In fact, Zeng said, his decision to study boron clusters during a sabbatical last year on a prestigious Guggenheim Fellowship was in large part motivated by his collaboration with two members of that team, physicists Peter Dowben of UNL and Wei-ning Mei of the University of Nebraska at Omaha, in studying the formation of boron-carbide molecular clusters.
"I'm collaborating with Peter Dowben and Wei-ning Mei to study the most-stable boron-carbide cluster because of their interest in boron-carbide," Zeng said. "We have made some progress in that and certainly if we understand the small components of the boron-carbide clusters, we can help them make their device smaller and smaller."
In studying the growth patterns of atomic clusters on PrairieFire, Zeng and his team add one atom at a time to see when an element makes the transitions from one-dimensional (linear) to two-dimensional (flat) and three-dimensional.

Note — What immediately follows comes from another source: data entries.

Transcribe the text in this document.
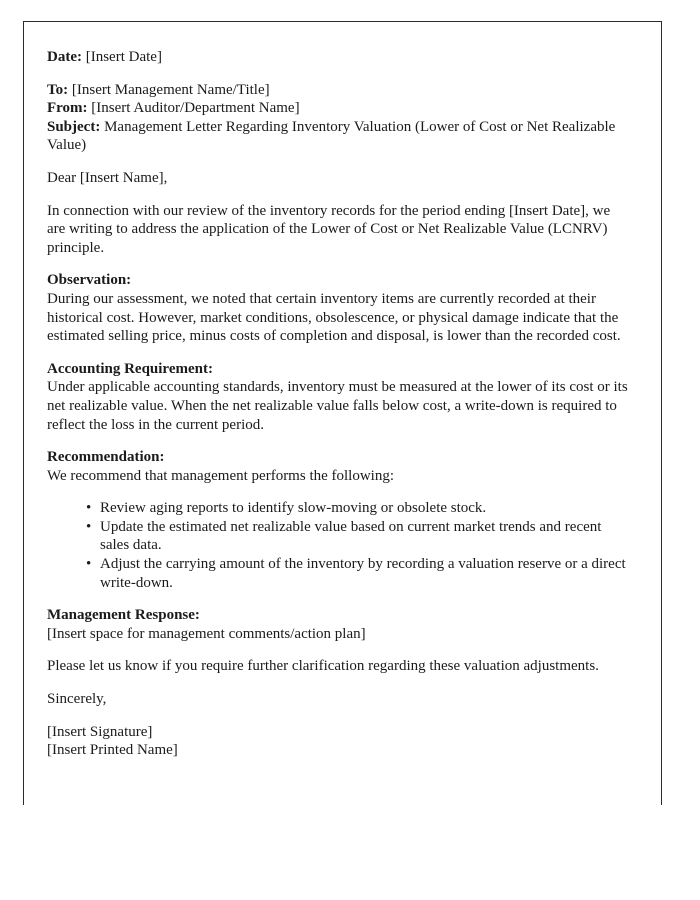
Date: [Insert Date]

To: [Insert Management Name/Title]
From: [Insert Auditor/Department Name]
Subject: Management Letter Regarding Inventory Valuation (Lower of Cost or Net Realizable Value)

Dear [Insert Name],

In connection with our review of the inventory records for the period ending [Insert Date], we are writing to address the application of the Lower of Cost or Net Realizable Value (LCNRV) principle.

Observation:

During our assessment, we noted that certain inventory items are currently recorded at their historical cost. However, market conditions, obsolescence, or physical damage indicate that the estimated selling price, minus costs of completion and disposal, is lower than the recorded cost.

Accounting Requirement:

Under applicable accounting standards, inventory must be measured at the lower of its cost or its net realizable value. When the net realizable value falls below cost, a write-down is required to reflect the loss in the current period.

Recommendation:

We recommend that management performs the following:

• Review aging reports to identify slow-moving or obsolete stock.
• Update the estimated net realizable value based on current market trends and recent sales data.
• Adjust the carrying amount of the inventory by recording a valuation reserve or a direct write-down.
Management Response:

[Insert space for management comments/action plan]

Please let us know if you require further clarification regarding these valuation adjustments.

Sincerely,

[Insert Signature]
[Insert Printed Name]
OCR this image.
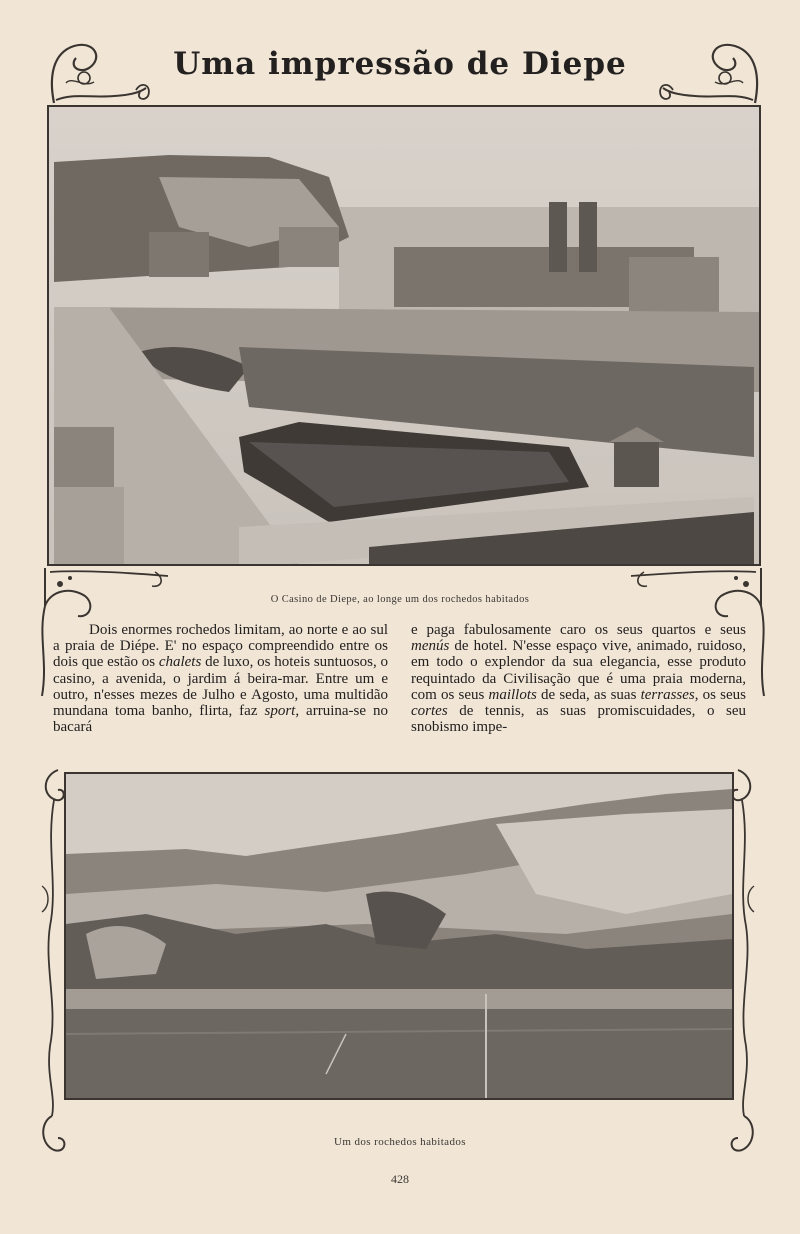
Uma impressão de Diepe
O Casino de Diepe, ao longe um dos rochedos habitados

Dois enormes rochedos limitam, ao norte e ao sul a praia de Diépe. E' no espaço compreendido entre os dois que estão os chalets de luxo, os hoteis suntuosos, o casino, a avenida, o jardim á beira-mar. Entre um e outro, n'esses mezes de Julho e Agosto, uma multidão mundana toma banho, flirta, faz sport, arruina-se no bacará

e paga fabulosamente caro os seus quartos e seus menús de hotel. N'esse espaço vive, animado, ruidoso, em todo o explendor da sua elegancia, esse produto requintado da Civilisação que é uma praia moderna, com os seus maillots de seda, as suas terrasses, os seus cortes de tennis, as suas promiscuidades, o seu snobismo impe-

Um dos rochedos habitados
428
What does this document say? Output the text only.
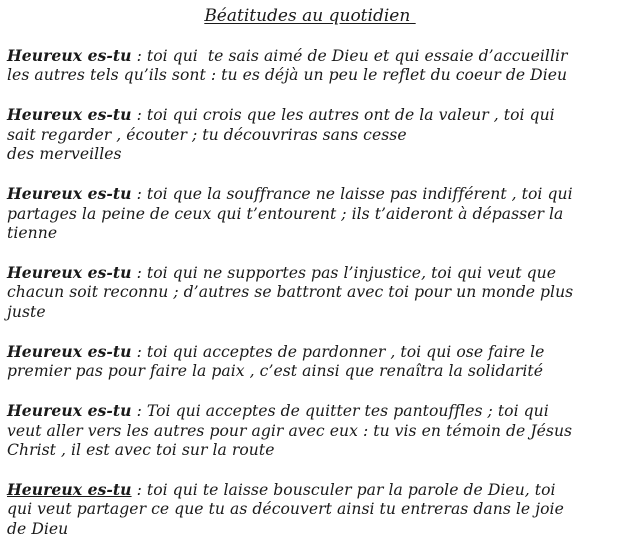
Béatitudes au quotidien
Heureux es-tu : toi qui  te sais aimé de Dieu et qui essaie d’accueillir
les autres tels qu’ils sont : tu es déjà un peu le reflet du coeur de Dieu
Heureux es-tu : toi qui crois que les autres ont de la valeur , toi qui
sait regarder , écouter ; tu découvriras sans cesse
des merveilles
Heureux es-tu : toi que la souffrance ne laisse pas indifférent , toi qui
partages la peine de ceux qui t’entourent ; ils t’aideront à dépasser la
tienne
Heureux es-tu : toi qui ne supportes pas l’injustice, toi qui veut que
chacun soit reconnu ; d’autres se battront avec toi pour un monde plus
juste
Heureux es-tu : toi qui acceptes de pardonner , toi qui ose faire le
premier pas pour faire la paix , c’est ainsi que renaîtra la solidarité
Heureux es-tu : Toi qui acceptes de quitter tes pantouffles ; toi qui
veut aller vers les autres pour agir avec eux : tu vis en témoin de Jésus
Christ , il est avec toi sur la route
Heureux es-tu : toi qui te laisse bousculer par la parole de Dieu, toi
qui veut partager ce que tu as découvert ainsi tu entreras dans le joie
de Dieu
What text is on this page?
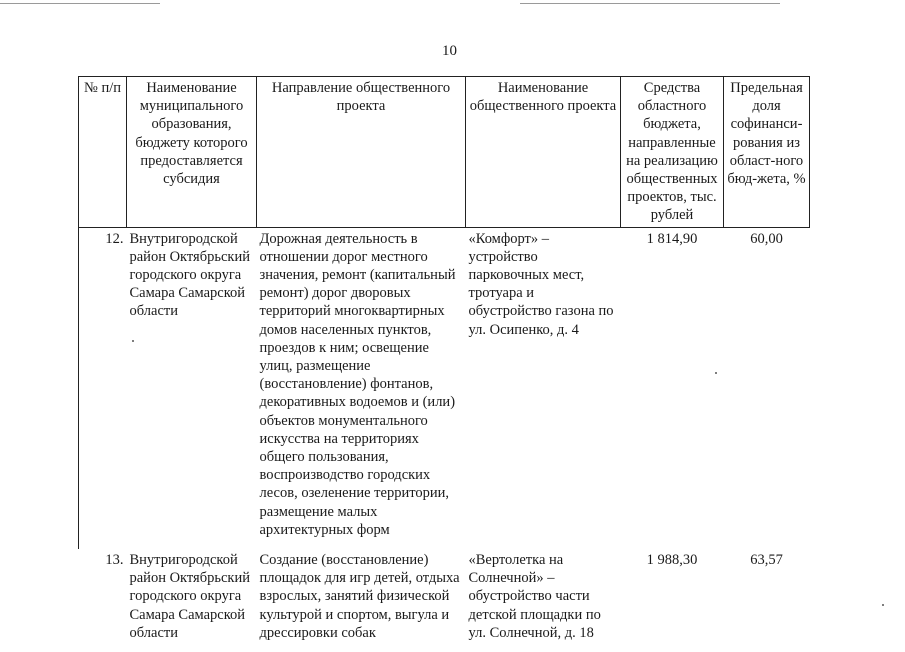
10
№ п/п	Наименование муниципального образования, бюджету которого предоставляется субсидия	Направление общественного проекта	Наименование общественного проекта	Средства областного бюджета, направленные на реализацию общественных проектов, тыс. рублей	Предельная доля софинанси-рования из област-ного бюд-жета, %
12.	Внутригородской район Октябрьский городского округа Самара Самарской области	Дорожная деятельность в отношении дорог местного значения, ремонт (капитальный ремонт) дорог дворовых территорий многоквартирных домов населенных пунктов, проездов к ним; освещение улиц, размещение (восстановление) фонтанов, декоративных водоемов и (или) объектов монументального искусства на территориях общего пользования, воспроизводство городских лесов, озеленение территории, размещение малых архитектурных форм	«Комфорт» – устройство парковочных мест, тротуара и обустройство газона по ул. Осипенко, д. 4	1 814,90	60,00
13.	Внутригородской район Октябрьский городского округа Самара Самарской области	Создание (восстановление) площадок для игр детей, отдыха взрослых, занятий физической культурой и спортом, выгула и дрессировки собак	«Вертолетка на Солнечной» – обустройство части детской площадки по ул. Солнечной, д. 18	1 988,30	63,57
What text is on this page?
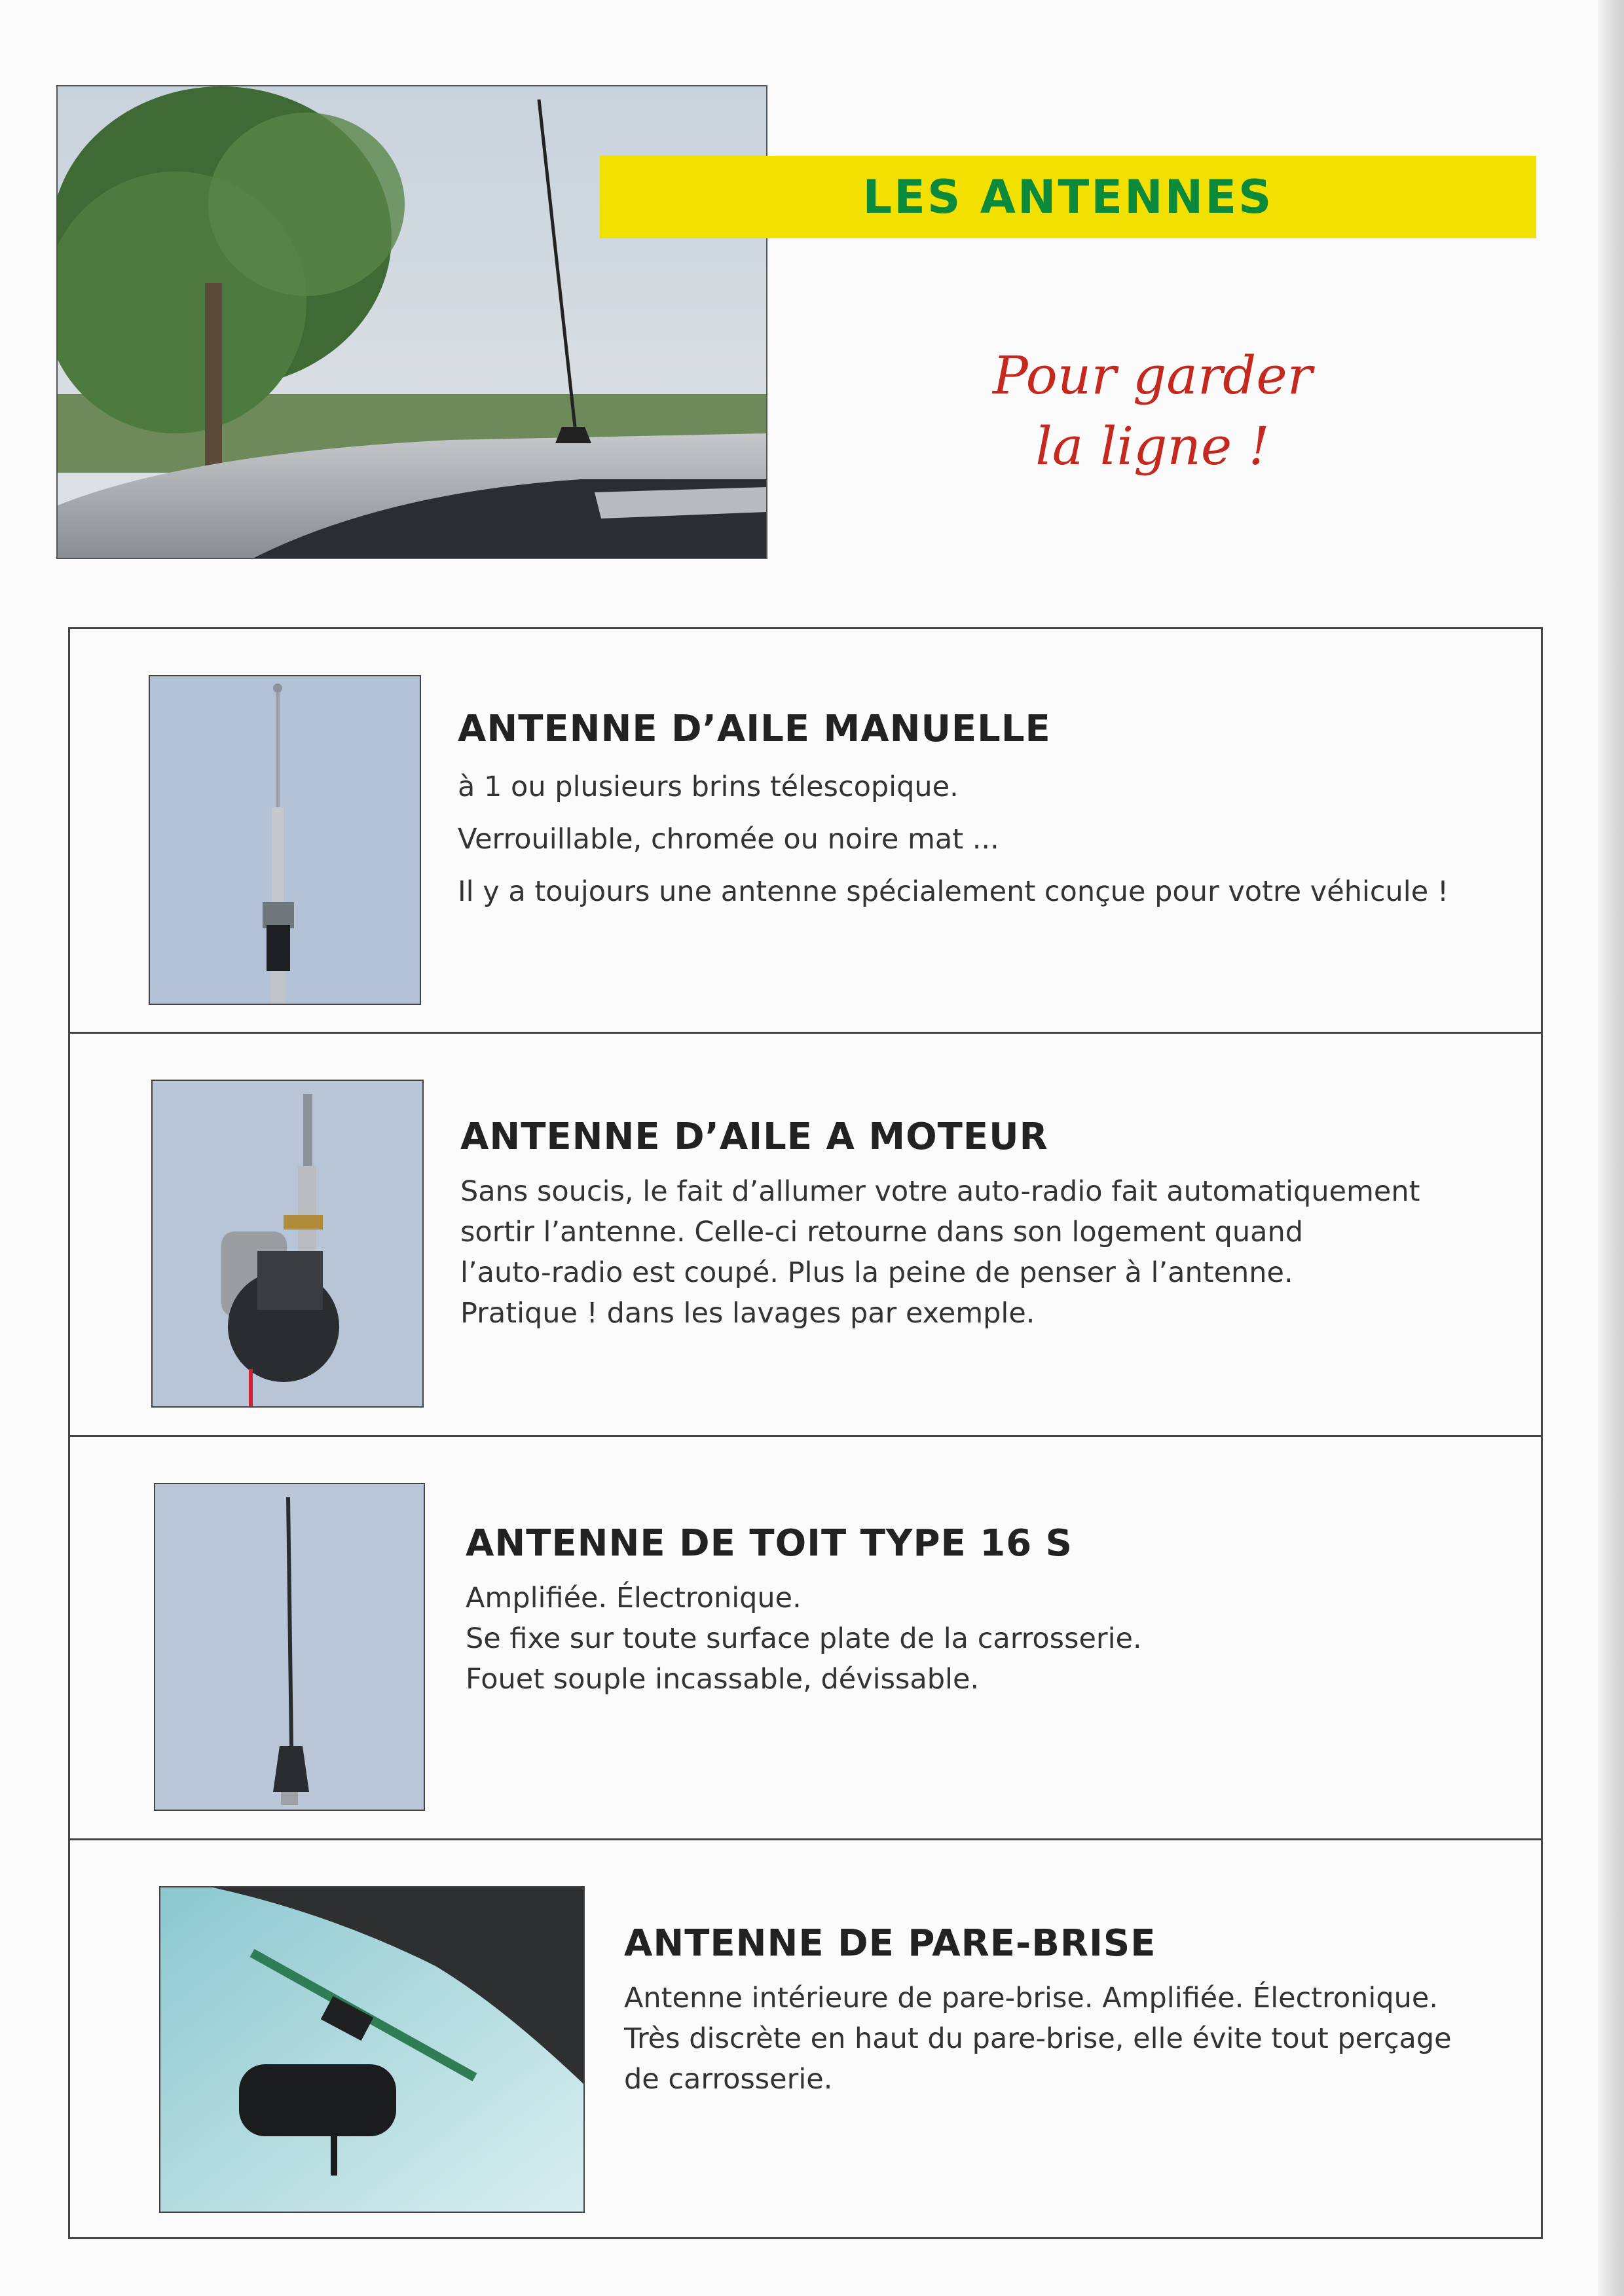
LES ANTENNES
Pour garder
la ligne !
ANTENNE D’AILE MANUELLE

à 1 ou plusieurs brins télescopique.

Verrouillable, chromée ou noire mat ...

Il y a toujours une antenne spécialement conçue pour votre véhicule !

ANTENNE D’AILE A MOTEUR

Sans soucis, le fait d’allumer votre auto-radio fait automatiquement

sortir l’antenne. Celle-ci retourne dans son logement quand

l’auto-radio est coupé. Plus la peine de penser à l’antenne.

Pratique ! dans les lavages par exemple.

ANTENNE DE TOIT TYPE 16 S

Amplifiée. Électronique.

Se fixe sur toute surface plate de la carrosserie.

Fouet souple incassable, dévissable.

ANTENNE DE PARE-BRISE

Antenne intérieure de pare-brise. Amplifiée. Électronique.

Très discrète en haut du pare-brise, elle évite tout perçage

de carrosserie.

When they began their investigation of where boron makes its transition from flat to three-dimensional, they were able to focus on the fairly narrow range of 16, 18 or 20 atoms. The upper estimate was based on Buckminster Fuller's prediction in the early 1980s that carbon forms perfect three-dimensional cages (the so-called "buckyballs") at 20 atoms. Zeng and his team reasoned that since boron and carbon are both insulators and sit next to each other on the periodic table (atomic Nos. 5 and 6), they might have similar growth patterns. The lower range was known because a team of physicists at Washington State University in Pullman, led by Professor Lai-Sheng Wang, had established in laboratory experiments that boron clusters up to 15 atoms remained flat.
"I asked my graduate student, Satya Bulusu, to check into this transition problem, and I have a senior student, Soohaeng Yoo, who had earlier created a computer program to study silicon clusters, and we were able to use it to study boron clusters, too," Zeng said. "Bulusu first checked 16 atoms and it was flat. Then we became a little bit impatient and we jumped over to 20 atoms because of carbon's transition to the buckyball at 20.